Trust in government has fallen back to about half of where it was in 2001. More Americans believe that government is almost always wasteful and inefficient, according to surveys by the Pew Research Center.
There has been a sharp decline in support for the United Nations. There has been a sharp rise in the number of people who say the U.S. should mind its own business when it comes to world affairs. Isolationist sentiment is about where it was just after Vietnam.
Thank you Mr Brooks (Times Select). I had been wondering why republicans would put up with the antics of the most simian president and you have answered my queries. The previous president, despite problems with a nearly prehensile appendage, had come perilously close to restoring people's faith in the power of various institutions, including the US, its' government, armed forces, diplomatic corps as well as other bodies such as the UN.
In this atmosphere of general weariness, the political pendulum is no longer swinging on a left-to-right axis. As Christopher Caldwell noted recently in The Financial Times, the same phenomenon is striking country after country: the governing party is sinking, but the opposition party is not rising. Problems on the right do not lead to a resurgence on the left, or vice versa. In other words, the Democrats may win elections in 2006 or 2008, but that doesn't mean they will have the public's confidence or a mandate for change.
So when the dem candidate finally wins in '08 by ten million votes, that won't be a mandate. Bush showed us what a man date is and it cannot be topped. Oh no the current mood (not the crimes of those in power and the lies of their apologists) will be skeptical and Americans will retreat from the grand adventure of remaking the world in their image.

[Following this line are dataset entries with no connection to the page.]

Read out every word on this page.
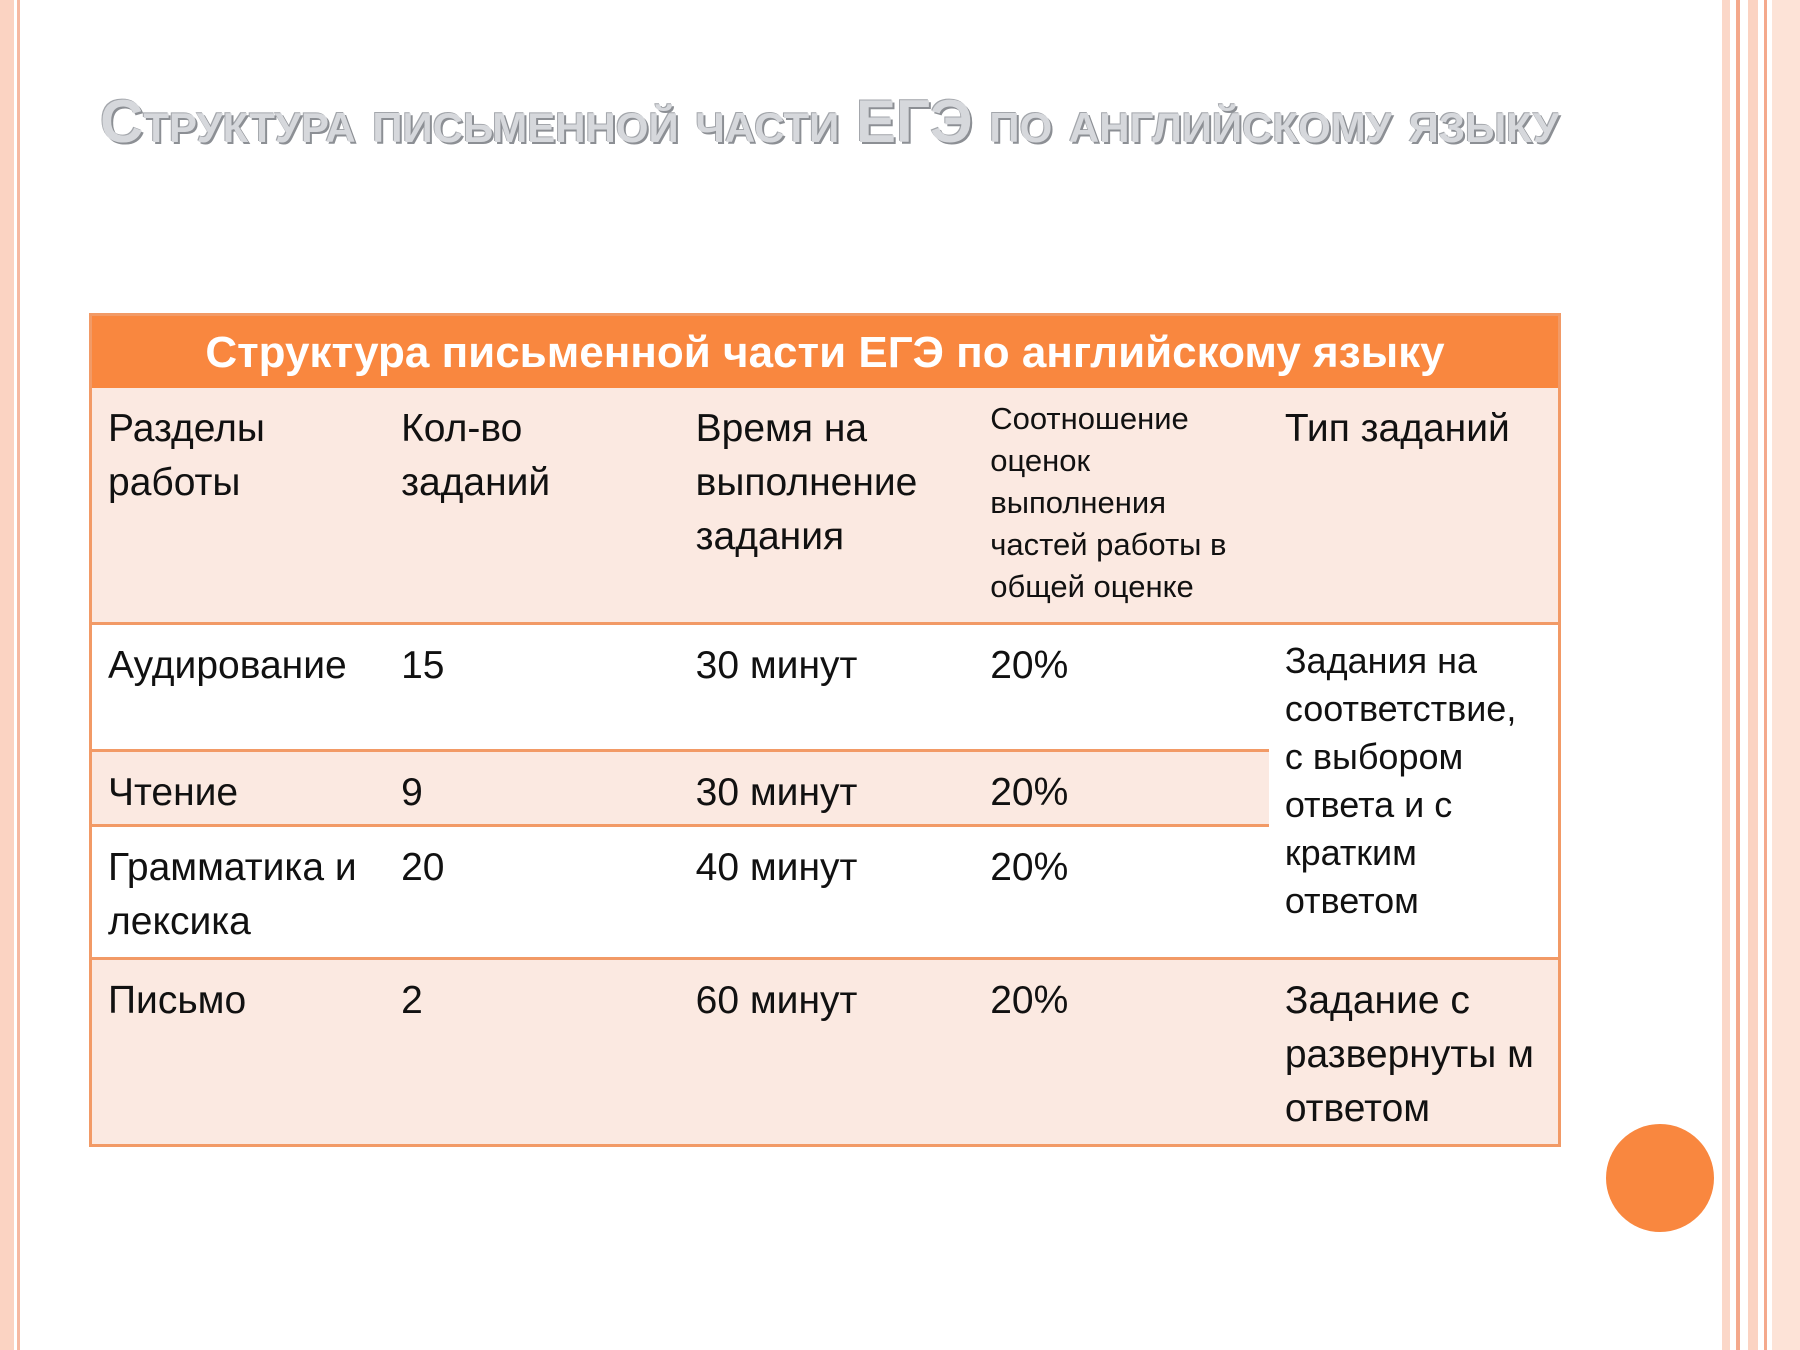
Структура письменной части ЕГЭ по английскому языку
Структура письменной части ЕГЭ по английскому языку				
Разделы работы	Кол-во заданий	Время на выполнение задания	Соотношение оценок выполнения частей работы в общей оценке	Тип заданий
Аудирование	15	30 минут	20%	Задания на соответствие, с выбором ответа и с кратким ответом
Чтение	9	30 минут	20%	
Грамматика и лексика	20	40 минут	20%	
Письмо	2	60 минут	20%	Задание с развернуты м ответом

The chief cultural effect of the Iraq war is that we are now entering a period of skepticism. Many Americans are going to be skeptical that their government can know enough to accomplish large tasks or be competent enough to execute ambitious policies. More people are going to be skeptical of plans to mold reality according to our designs or to solve the deep problems that are rooted in history and culture. They are going to be skeptical of our ability to engage with or understand faraway societies in the Middle East or Africa or elsewhere.
In theory, skepticism leads to prudence, not a bad trait. But when it is tinged with cynicism, as it is now, skepticism turns into passivity. In skeptical ages, people are quick to decide that longstanding problems, like poverty and despotism, are intractable and not really worth taking on. They find it easy to delay taking any action on the distant but overwhelming problems, like the deficits, that do not impose immediate pain. They find it easy to dawdle on foreign problems, like Iran's nuclear ambitions, rather than confronting them.
This is really the whole point. Bush's job was to so destroy faith in government that we would all become anarchists, er... republicans. The fewer people think that the baby is useful, the easier it is to drown it in a bathtub or a puddle of muddy flood water.
[Yes I know that pretty much every word is a lie, including "the" and "and" but that is not my point this time. This time my point is that Brooks has inadvertently let the cat out of the bag]
What's at stake in Iraq is not only the future of that country, but the future of American self-confidence. We may have to endure a cycle of skepticism before we can enjoy another cycle of hope.
Until we as Americans face up to 'big lies' aided and abetted by people like Mr Brooks and do not realize that something fundamental changed on the first Tuesday of November of the year 2000 it is going to be hard to have the right perspective and to realize that the purpose of the Bush administration is to set the explosive charges on the foundations of the American Republic.